Jason Nauheimer, Everi Sr. Director of Product Management,  described this and dynamic limits as a breakthrough that no competitor is delivering today in the casino or resort space.  


“With open banking, we get a full financial snapshot. If a wealthy patron has never cashed a check before, we’re not giving them two hundred bucks, they’ll get a dynamic limit suitable for their needs from the start,” Nauheimer said. “It’s an effort to open up the VIP segments where, traditionally, for customers who had limits over $100,000, we used to have to break their transactions up into increments of $25,000 —  this is a big pain for VIPs and cage staff. With open banking and dynamic limits, if that VIP limit is $250,000 up to $1,000,000 and that VIP wants to cash it all at once, that is simply one, quick and easy transaction.” 


For operators, this means higher throughput, reduced labor strain, and a more modern experience for high-value players. Open banking, combined with Central Credit’s extensive marker database, opens the opportunities for IGT to recommend marker amounts for patrons and offer marker underwriting for IGT’s casino customers. 


Additional new capabilities in 2026 

The FinTech roundtable highlighted several advancements that operators should expect to see this year: 


  • Credit-to-QuikTicket via self-service: Anderson called this “a game-changing” service that enhances the payment experience for patrons while dramatically reducing cage congestion for operators by shifting credit card cash advance volume to kiosks. 

  • Delayed settlement for tribal operators: Nauheimer sees this as essential to competing in key markets, giving tribal properties the ability to expedite small-dollar credit decisions without heavy manual intervention. 

  • BeOn Pay2Game and CashClub Wallet orchestration: Stanfield expects this to accelerate cashless adoption by enabling funding directly at the game, while still supporting the deeper relationship-building of a wallet model. 

  • Expanded Canadian EFT and cross-border processing and payments: New technology integrations will simplify check warranty and funds movement for Canadian properties and border towns, opening new revenue opportunities. 


Why the merger matters more than the market realizes 

The IGT-Everi merger, completed in July, created a combined entity operating under the IGT name, while retaining the Everi brand in select markets and product lines. It created a customer-first enterprise supported by a people-first culture that values talent, collaboration and innovation.  

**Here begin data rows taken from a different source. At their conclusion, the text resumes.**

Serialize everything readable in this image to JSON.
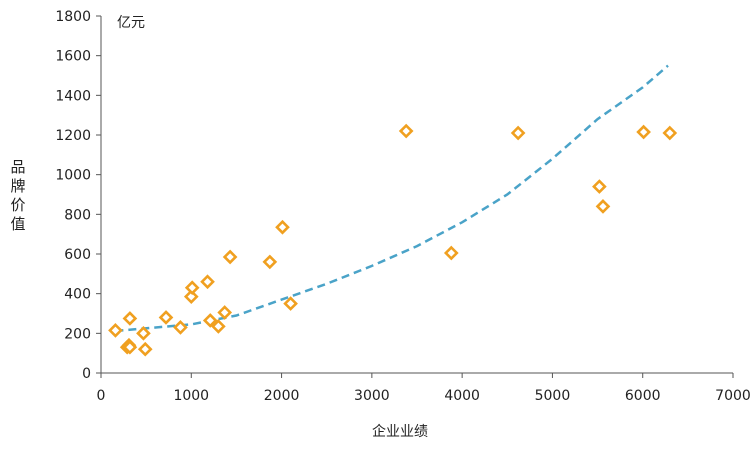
{
  "chart_data": {
    "type": "scatter",
    "xlabel": "企业业绩",
    "ylabel": "品牌价值",
    "yunit": "亿元",
    "xlim": [
      0,
      7000
    ],
    "ylim": [
      0,
      1800
    ],
    "xticks": [
      0,
      1000,
      2000,
      3000,
      4000,
      5000,
      6000,
      7000
    ],
    "yticks": [
      0,
      200,
      400,
      600,
      800,
      1000,
      1200,
      1400,
      1600,
      1800
    ],
    "grid": false,
    "legend": "none",
    "colors": {
      "points": "#f0a020",
      "trend": "#4aa3c8",
      "axis": "#555555"
    },
    "series": [
      {
        "marker": "diamond-hollow",
        "points": [
          [
            160,
            215
          ],
          [
            290,
            130
          ],
          [
            310,
            140
          ],
          [
            320,
            130
          ],
          [
            320,
            275
          ],
          [
            470,
            200
          ],
          [
            490,
            120
          ],
          [
            720,
            280
          ],
          [
            880,
            230
          ],
          [
            1000,
            385
          ],
          [
            1010,
            430
          ],
          [
            1180,
            460
          ],
          [
            1210,
            265
          ],
          [
            1300,
            235
          ],
          [
            1370,
            305
          ],
          [
            1430,
            585
          ],
          [
            1870,
            560
          ],
          [
            2010,
            735
          ],
          [
            2100,
            350
          ],
          [
            3380,
            1220
          ],
          [
            3880,
            605
          ],
          [
            4620,
            1210
          ],
          [
            5520,
            940
          ],
          [
            5560,
            840
          ],
          [
            6010,
            1215
          ],
          [
            6300,
            1210
          ]
        ]
      }
    ],
    "trendline": {
      "style": "dashed",
      "points": [
        [
          160,
          212
        ],
        [
          1000,
          245
        ],
        [
          1500,
          290
        ],
        [
          2000,
          370
        ],
        [
          2500,
          450
        ],
        [
          3000,
          540
        ],
        [
          3500,
          640
        ],
        [
          4000,
          760
        ],
        [
          4500,
          900
        ],
        [
          5000,
          1080
        ],
        [
          5500,
          1280
        ],
        [
          6000,
          1440
        ],
        [
          6280,
          1550
        ]
      ]
    }
  }
}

The merger will continue to unlock value for operators as integration work proceeds behind the scenes. 


“We are building the infrastructure; for example, we deployed our own bank switch to drive our terminals the way our industry needs, which is representative of the way we will continue to add capabilities across all our product sets to push beyond the limits of today,” Newsom said. “You’re only seeing the tip of the iceberg, we’re building not just a solution for a single problem, but a capability suite across the industry and adjacent sectors.” 


Where it all leads 

The State of Payments in 2026 is defined by convergence, intelligence, and accessibility. Operators who embrace these capabilities now will define the next generation of the guest experience.